The great origin story or foundation myth of cannabis and counterculture is that of Hassan-i-Sabbah and his Order of Assassins.
A fusion of fact and Orientalist fiction, the Assassin Legends are rooted in the era of the Crusades. Popularised in the writings of the Venetian traveller Marco Polo in the 13th Century, they were born from the fantasies of Christian Franks and the very real actions of the Nizari Ismailis, a Persianate Shia sect.
Based in the mountains of Syria, northern Iran, and Khorasan, the Nizaris expounded a profound, mystical form of Islam that was viewed as dangerously heretical by orthodox Sunnis. From their network of remote valleys and castles, most famously the fortress of Alamut, the Nizaris conducted audacious campaigns of assassination in a 104-year long rebellion against the immense power of the Seljuk Empire and Abbasid Caliphate.
Hashisheen: The End of Law is a collaboration between musician Bill Laswell and the American anarchist Peter Lamborn Wilson. Released in 1999 on the label Sub Rosa, the album features western pieces inspired by the tales of the Assassins together with translations of mystical texts that inspired the Nizaris themselves.
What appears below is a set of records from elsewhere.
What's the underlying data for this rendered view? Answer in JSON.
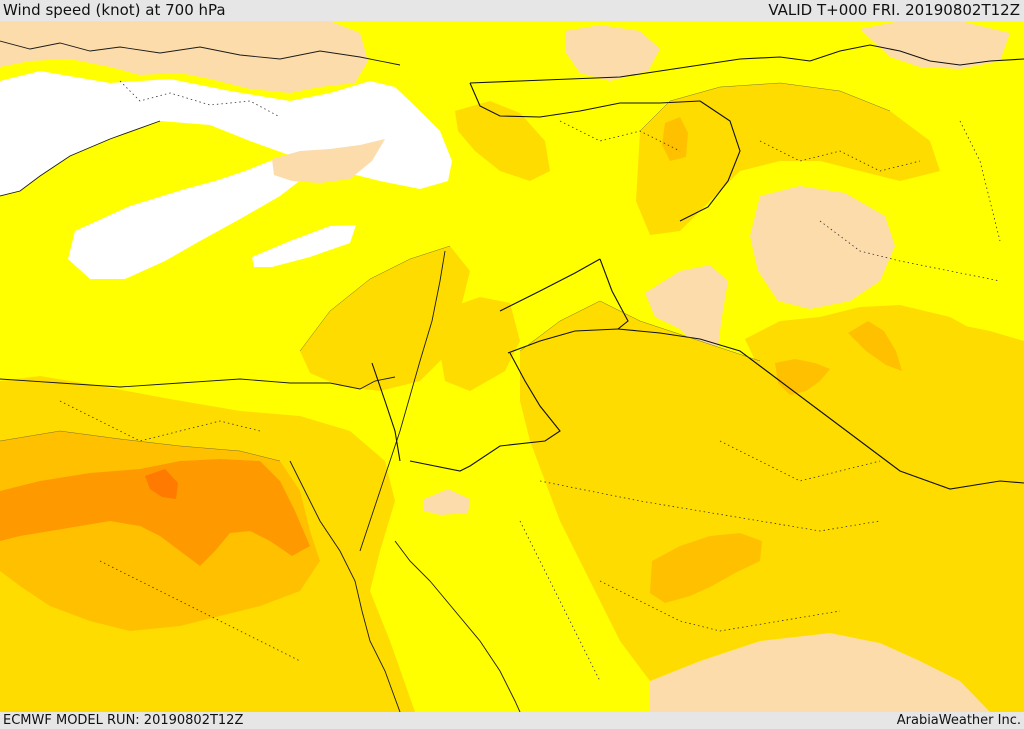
{
  "header": {
    "title": "Wind speed (knot) at 700 hPa",
    "valid": "VALID T+000 FRI. 20190802T12Z"
  },
  "footer": {
    "model_run": "ECMWF MODEL RUN: 20190802T12Z",
    "credit": "ArabiaWeather Inc."
  },
  "map": {
    "variable": "wind speed",
    "level": "700 hPa",
    "units": "knot",
    "palette": {
      "calm": "#ffffff",
      "light": "#fcdcaa",
      "moderate": "#ffff00",
      "fresh": "#ffdc00",
      "strong": "#ffc000",
      "very_strong": "#ff9900",
      "core": "#ff7a00"
    }
  }
}
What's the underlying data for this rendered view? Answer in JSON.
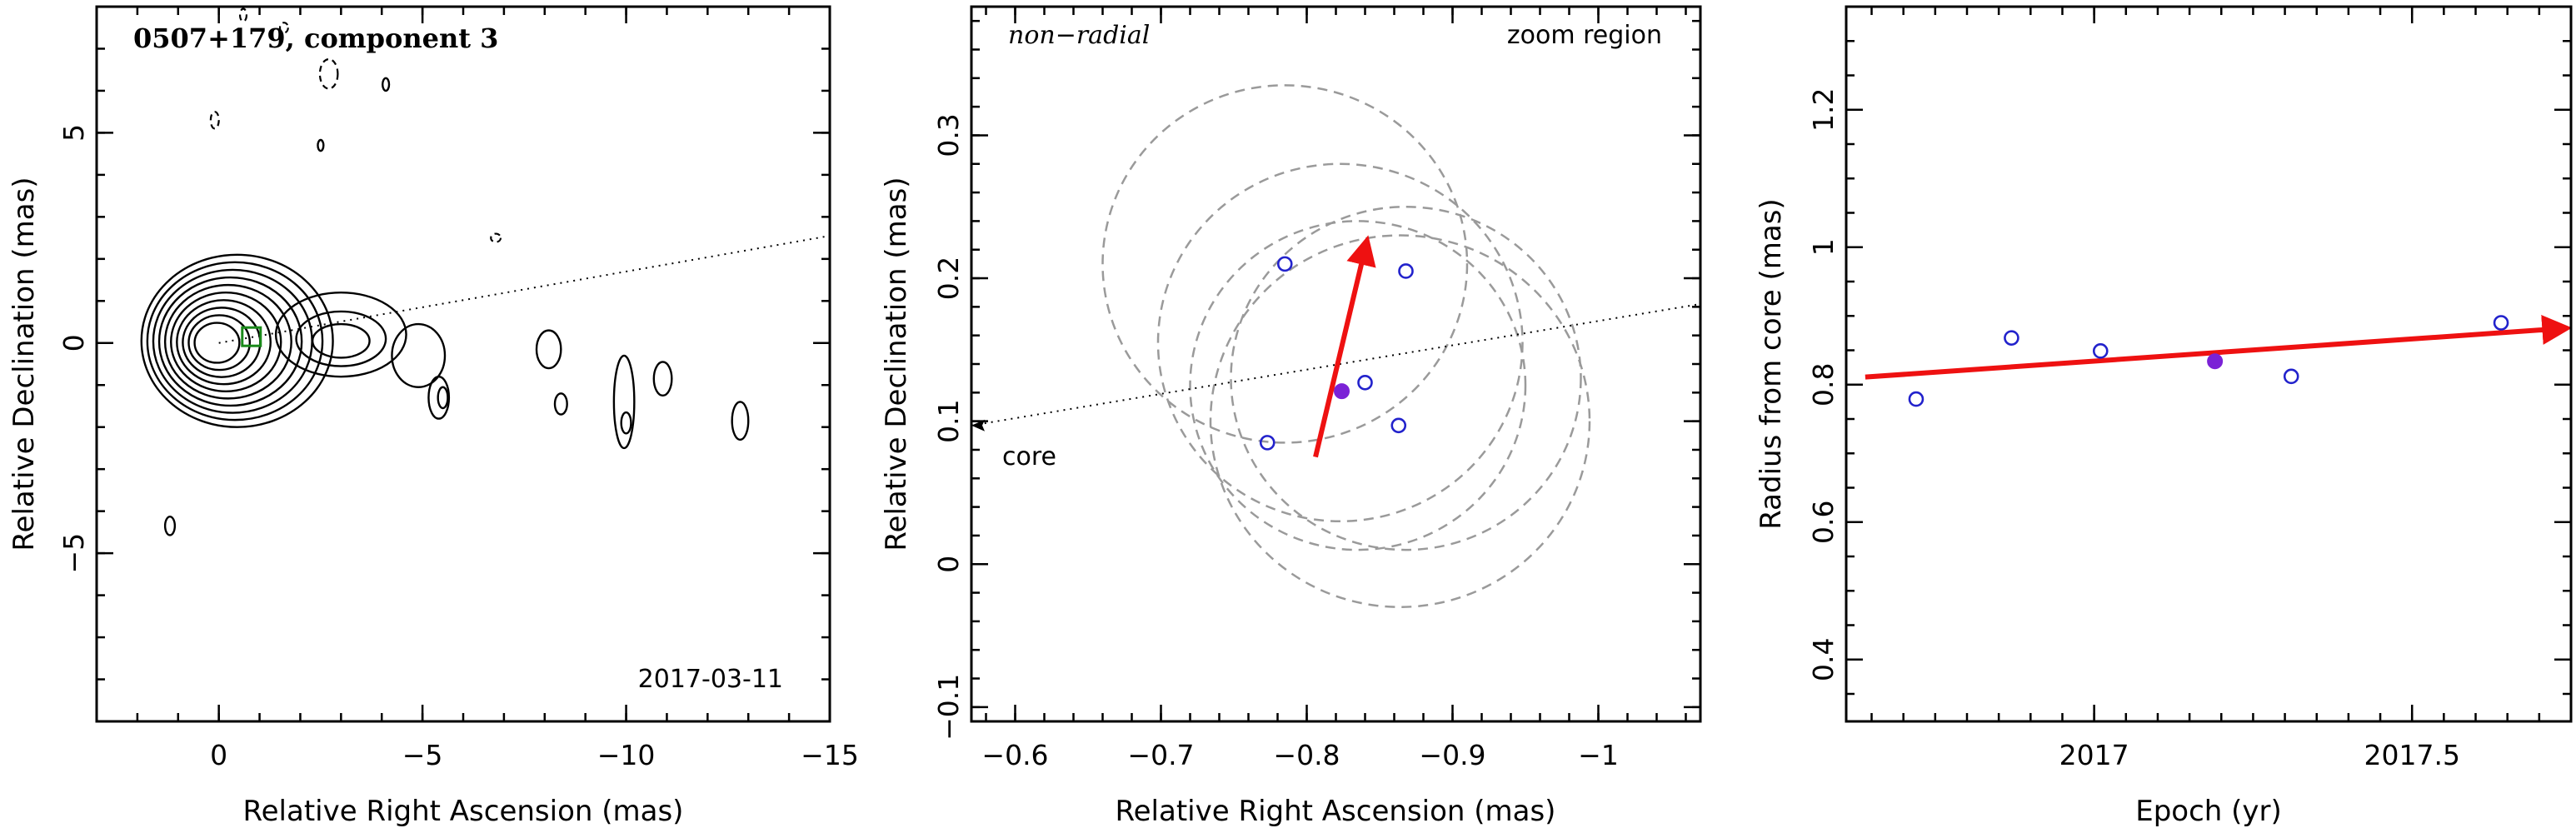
{
  "colors": {
    "axis": "#000000",
    "contour": "#000000",
    "epoch_points": "#2222cc",
    "mean_point": "#7b22d6",
    "motion_vector": "#ee1111",
    "error_circles": "#9a9a9a",
    "feature_marker": "#1a8a1a"
  },
  "chart_data": [
    {
      "panel": "map",
      "type": "contour",
      "title": "0507+179, component 3",
      "date": "2017-03-11",
      "xlabel": "Relative Right Ascension (mas)",
      "ylabel": "Relative Declination (mas)",
      "xlim": [
        3,
        -15
      ],
      "ylim": [
        -9,
        8
      ],
      "xticks": [
        0,
        -5,
        -10,
        -15
      ],
      "xtick_labels": [
        "0",
        "−5",
        "−10",
        "−15"
      ],
      "yticks": [
        -5,
        0,
        5
      ],
      "ytick_labels": [
        "−5",
        "0",
        "5"
      ],
      "core": {
        "x": 0,
        "y": 0
      },
      "core_contour_levels": 10,
      "component_marker": {
        "x": -0.8,
        "y": 0.15,
        "shape": "square"
      },
      "guide_line": {
        "from": {
          "x": 0,
          "y": 0
        },
        "to": {
          "x": -15,
          "y": 2.55
        },
        "style": "dotted"
      }
    },
    {
      "panel": "zoom",
      "type": "scatter",
      "annotation_left": "non−radial",
      "annotation_right": "zoom region",
      "core_label": "core",
      "xlabel": "Relative Right Ascension (mas)",
      "ylabel": "Relative Declination (mas)",
      "xlim": [
        -0.57,
        -1.07
      ],
      "ylim": [
        -0.11,
        0.39
      ],
      "xticks": [
        -0.6,
        -0.7,
        -0.8,
        -0.9,
        -1
      ],
      "xtick_labels": [
        "−0.6",
        "−0.7",
        "−0.8",
        "−0.9",
        "−1"
      ],
      "yticks": [
        -0.1,
        0,
        0.1,
        0.2,
        0.3
      ],
      "ytick_labels": [
        "−0.1",
        "0",
        "0.1",
        "0.2",
        "0.3"
      ],
      "epoch_positions": [
        {
          "x": -0.785,
          "y": 0.21
        },
        {
          "x": -0.868,
          "y": 0.205
        },
        {
          "x": -0.84,
          "y": 0.127
        },
        {
          "x": -0.773,
          "y": 0.085
        },
        {
          "x": -0.863,
          "y": 0.097
        }
      ],
      "mean_position": {
        "x": -0.824,
        "y": 0.121
      },
      "error_circles": [
        {
          "x": -0.785,
          "y": 0.21,
          "r": 0.125
        },
        {
          "x": -0.823,
          "y": 0.155,
          "r": 0.125
        },
        {
          "x": -0.868,
          "y": 0.13,
          "r": 0.12
        },
        {
          "x": -0.864,
          "y": 0.1,
          "r": 0.13
        },
        {
          "x": -0.835,
          "y": 0.125,
          "r": 0.115
        }
      ],
      "motion_vector": {
        "from": {
          "x": -0.806,
          "y": 0.075
        },
        "to": {
          "x": -0.841,
          "y": 0.225
        }
      },
      "guide_line": {
        "from": {
          "x": -0.57,
          "y": 0.097
        },
        "to": {
          "x": -1.07,
          "y": 0.182
        },
        "style": "dotted"
      }
    },
    {
      "panel": "radius",
      "type": "scatter",
      "xlabel": "Epoch (yr)",
      "ylabel": "Radius from core (mas)",
      "xlim": [
        2016.61,
        2017.75
      ],
      "ylim": [
        0.31,
        1.35
      ],
      "xticks": [
        2017,
        2017.5
      ],
      "xtick_labels": [
        "2017",
        "2017.5"
      ],
      "yticks": [
        0.4,
        0.6,
        0.8,
        1,
        1.2
      ],
      "ytick_labels": [
        "0.4",
        "0.6",
        "0.8",
        "1",
        "1.2"
      ],
      "points": [
        {
          "x": 2016.72,
          "y": 0.779
        },
        {
          "x": 2016.87,
          "y": 0.868
        },
        {
          "x": 2017.01,
          "y": 0.849
        },
        {
          "x": 2017.31,
          "y": 0.812
        },
        {
          "x": 2017.64,
          "y": 0.89
        }
      ],
      "mean_point": {
        "x": 2017.19,
        "y": 0.834
      },
      "trend": {
        "from": {
          "x": 2016.64,
          "y": 0.811
        },
        "to": {
          "x": 2017.74,
          "y": 0.882
        }
      }
    }
  ]
}
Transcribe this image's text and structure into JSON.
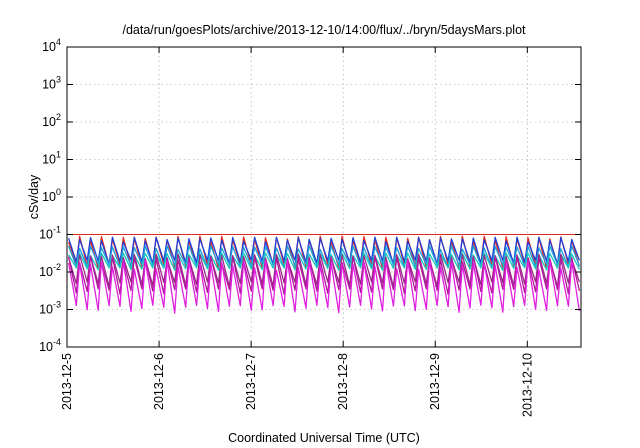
{
  "chart_data": {
    "type": "line",
    "title": "/data/run/goesPlots/archive/2013-12-10/14:00/flux/../bryn/5daysMars.plot",
    "xlabel": "Coordinated Universal Time (UTC)",
    "ylabel": "cSv/day",
    "y_scale": "log",
    "ylim": [
      0.0001,
      10000
    ],
    "xlim": [
      "2013-12-05",
      "2013-12-10 14:00"
    ],
    "grid": true,
    "legend": "none",
    "y_ticks": [
      {
        "base": "10",
        "exp": "-4"
      },
      {
        "base": "10",
        "exp": "-3"
      },
      {
        "base": "10",
        "exp": "-2"
      },
      {
        "base": "10",
        "exp": "-1"
      },
      {
        "base": "10",
        "exp": "0"
      },
      {
        "base": "10",
        "exp": "1"
      },
      {
        "base": "10",
        "exp": "2"
      },
      {
        "base": "10",
        "exp": "3"
      },
      {
        "base": "10",
        "exp": "4"
      }
    ],
    "x_ticks": [
      "2013-12-5",
      "2013-12-6",
      "2013-12-7",
      "2013-12-8",
      "2013-12-9",
      "2013-12-10"
    ],
    "x_tick_dates": [
      "2013-12-05",
      "2013-12-06",
      "2013-12-07",
      "2013-12-08",
      "2013-12-09",
      "2013-12-10"
    ],
    "sawtooth_peaks": 47,
    "reference_line": {
      "y": 0.1,
      "color": "#e0281e"
    },
    "series": [
      {
        "color": "#e8291e",
        "peak": 0.09,
        "trough": 0.012
      },
      {
        "color": "#1f3fd8",
        "peak": 0.085,
        "trough": 0.016
      },
      {
        "color": "#1f9fd8",
        "peak": 0.05,
        "trough": 0.013
      },
      {
        "color": "#14c8c0",
        "peak": 0.032,
        "trough": 0.011
      },
      {
        "color": "#9b2a8a",
        "peak": 0.03,
        "trough": 0.004
      },
      {
        "color": "#b01a9a",
        "peak": 0.026,
        "trough": 0.0025
      },
      {
        "color": "#e020e0",
        "peak": 0.02,
        "trough": 0.0008
      }
    ]
  }
}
Icons such as William Burroughs, Iggy Pop, and Patti Smith read from the works of Rimbaud, Shabestari, and the Old Man of the Mountain himself, Rashid al-Din Sinan.
Under the pen name Hakim Bey, Wilson is most famous for his prose–poem anarchist pamphlet T.A.Z..
Released in 1991, T.A.Z. set off a wave of radical real-world anarchist action everywhere from the spontaneous raves of Reclaim the Streets in ’90s UK and Australia to the 2011 anticapitalist protests of Occupy Wall Street.
Wilson himself denied that T.A.Z. was anything new. All he’d done in T.A.Z., he said, is identify a phenomenon as old as humankind: the temporary autonomous zone.